問題を起こすふたつの要因――糖尿病と喫煙

 ラリー・マクリーリーが指摘しているが、認知症の初期兆候のひとつに、脳が効果的にグルコースを使えなくなることがある。一部の研究者が、その事実に気づいている。糖尿病という病気の核心はグルコースをうまく使えなくなることだが、脳内でそれが起こっていることから、アルツハイマー病を3型糖尿病と呼ぶ脳神経学者もいる。

 最近行なわれた国立衛生研究所による広範囲にわたるメタ分析が、糖尿病によって、認知力が低下するリスクや、アルツハイマー病になるリスクを高くすることを立証している。糖尿病になることが、認知的な機能不全につながる大きなリスク要因になるのだ。これは、体内の微小血管がダメージを受ける細小血管障害が、血糖値をコントロールできない糖尿病の人たちの特徴だからかもしれない〔そのため、グルコースや酸素がニューロンに運搬されなくなる〕。ほかの可能性として考えられるのが高血糖症だ。高血糖症は脳内の血流を変化させ、同じように認知力を障害する。

 糖尿病が認知力に影響を与えるという情報が大切なのは、糖尿病患者になんらかの方法で認知力への影響を相殺しようとするモチベーションを生じさせるからだ。それは、たとえば、よりよいライフスタイルを選択する、あるいは、認知力を向上させたり、認知力の低下や認知症になるリスクを低減させたりする介入を考えさせるきっかけになるだろう。
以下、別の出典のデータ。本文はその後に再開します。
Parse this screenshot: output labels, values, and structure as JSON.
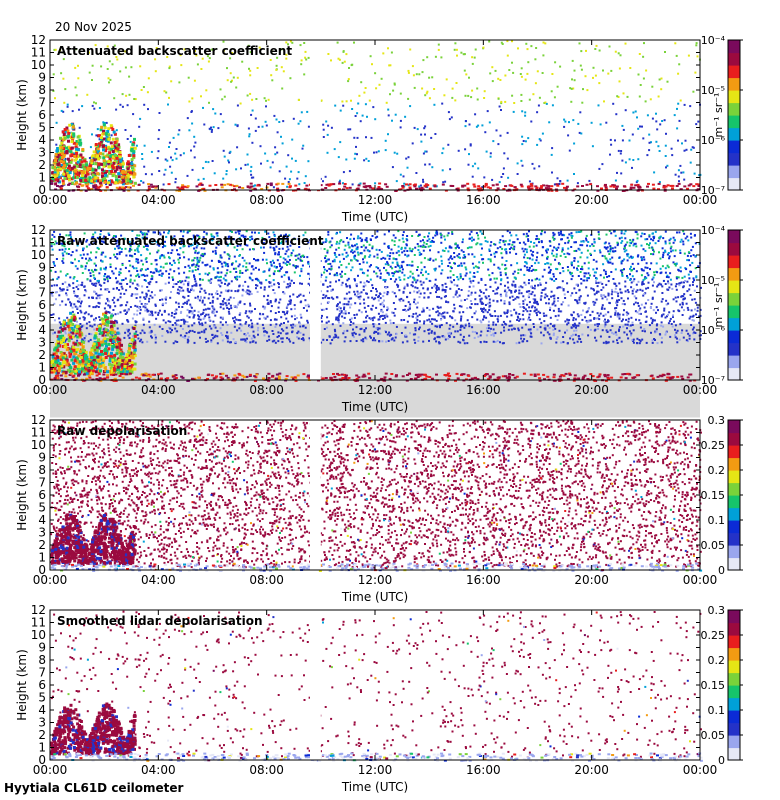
{
  "header": {
    "date": "20 Nov 2025"
  },
  "footer": {
    "station": "Hyytiala CL61D ceilometer"
  },
  "colors": {
    "background": "#ffffff",
    "no_data_gap": "#ffffff",
    "low_signal_grey": "#d9d9d9",
    "colormap": [
      "#e6e8f7",
      "#9aa6ee",
      "#2432c8",
      "#0b2bd6",
      "#00a0d8",
      "#16c46a",
      "#7ad23a",
      "#e5e615",
      "#f39b12",
      "#e81e1e",
      "#9b0a3f",
      "#7a0a5c"
    ]
  },
  "chart_data": [
    {
      "type": "heatmap",
      "title": "Attenuated backscatter coefficient",
      "xlabel": "Time (UTC)",
      "ylabel": "Height (km)",
      "x_ticks": [
        "00:00",
        "04:00",
        "08:00",
        "12:00",
        "16:00",
        "20:00",
        "00:00"
      ],
      "y_ticks": [
        "0",
        "1",
        "2",
        "3",
        "4",
        "5",
        "6",
        "7",
        "8",
        "9",
        "10",
        "11",
        "12"
      ],
      "ylim": [
        0,
        12
      ],
      "xlim_hours": [
        0,
        24
      ],
      "data_gap_hours": [
        9.6,
        10.0
      ],
      "colorbar": {
        "label": "m⁻¹ sr⁻¹",
        "scale": "log",
        "ticks": [
          "10⁻⁷",
          "10⁻⁶",
          "10⁻⁵",
          "10⁻⁴"
        ],
        "range": [
          1e-07,
          0.0001
        ]
      },
      "features": {
        "low_cloud_0_3h_top_km": 5.5,
        "boundary_layer_km": 0.5,
        "sparse_noise": true
      }
    },
    {
      "type": "heatmap",
      "title": "Raw attenuated backscatter coefficient",
      "xlabel": "Time (UTC)",
      "ylabel": "Height (km)",
      "x_ticks": [
        "00:00",
        "04:00",
        "08:00",
        "12:00",
        "16:00",
        "20:00",
        "00:00"
      ],
      "y_ticks": [
        "0",
        "1",
        "2",
        "3",
        "4",
        "5",
        "6",
        "7",
        "8",
        "9",
        "10",
        "11",
        "12"
      ],
      "ylim": [
        0,
        12
      ],
      "xlim_hours": [
        0,
        24
      ],
      "data_gap_hours": [
        9.6,
        10.0
      ],
      "colorbar": {
        "label": "m⁻¹ sr⁻¹",
        "scale": "log",
        "ticks": [
          "10⁻⁷",
          "10⁻⁶",
          "10⁻⁵",
          "10⁻⁴"
        ],
        "range": [
          1e-07,
          0.0001
        ]
      },
      "features": {
        "low_cloud_0_3h_top_km": 5.5,
        "boundary_layer_km": 0.5,
        "dense_noise": true
      }
    },
    {
      "type": "heatmap",
      "title": "Raw depolarisation",
      "xlabel": "Time (UTC)",
      "ylabel": "Height (km)",
      "x_ticks": [
        "00:00",
        "04:00",
        "08:00",
        "12:00",
        "16:00",
        "20:00",
        "00:00"
      ],
      "y_ticks": [
        "0",
        "1",
        "2",
        "3",
        "4",
        "5",
        "6",
        "7",
        "8",
        "9",
        "10",
        "11",
        "12"
      ],
      "ylim": [
        0,
        12
      ],
      "xlim_hours": [
        0,
        24
      ],
      "data_gap_hours": [
        9.6,
        10.0
      ],
      "colorbar": {
        "label": "",
        "scale": "linear",
        "ticks": [
          "0",
          "0.05",
          "0.1",
          "0.15",
          "0.2",
          "0.25",
          "0.3"
        ],
        "range": [
          0,
          0.3
        ]
      },
      "features": {
        "dense_noise": true,
        "noise_value": 0.3
      }
    },
    {
      "type": "heatmap",
      "title": "Smoothed lidar depolarisation",
      "xlabel": "Time (UTC)",
      "ylabel": "Height (km)",
      "x_ticks": [
        "00:00",
        "04:00",
        "08:00",
        "12:00",
        "16:00",
        "20:00",
        "00:00"
      ],
      "y_ticks": [
        "0",
        "1",
        "2",
        "3",
        "4",
        "5",
        "6",
        "7",
        "8",
        "9",
        "10",
        "11",
        "12"
      ],
      "ylim": [
        0,
        12
      ],
      "xlim_hours": [
        0,
        24
      ],
      "data_gap_hours": [
        9.6,
        10.0
      ],
      "colorbar": {
        "label": "",
        "scale": "linear",
        "ticks": [
          "0",
          "0.05",
          "0.1",
          "0.15",
          "0.2",
          "0.25",
          "0.3"
        ],
        "range": [
          0,
          0.3
        ]
      },
      "features": {
        "sparse_noise": true,
        "noise_value": 0.3
      }
    }
  ]
}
 喫煙はどうだろうか? 今現在、喫煙している人はアルツハイマー病になる高いリスクを抱えているといってよいだろう。そして、タバコを一本も吸わない人と比べると、認知力低下が激しくなることがわかっている。

 今この時点からの禁煙が助けになるのは、一度も喫煙したことがない人と比べると認知力は年々低下するが、禁煙せずに喫煙を続ける人に比べれば、アルツハイマー病になるリスクが高くならないからだ。この結果は、たぶんタバコの葉に起因するものであり、ニコチンが脳に及ぼす影響とは話が違ってくる。決定的な研究結果に欠けるものの、ニコチンが認知機能(注意力、処理速度、記憶力)を強化することを示すいくつかの調査があるからだ。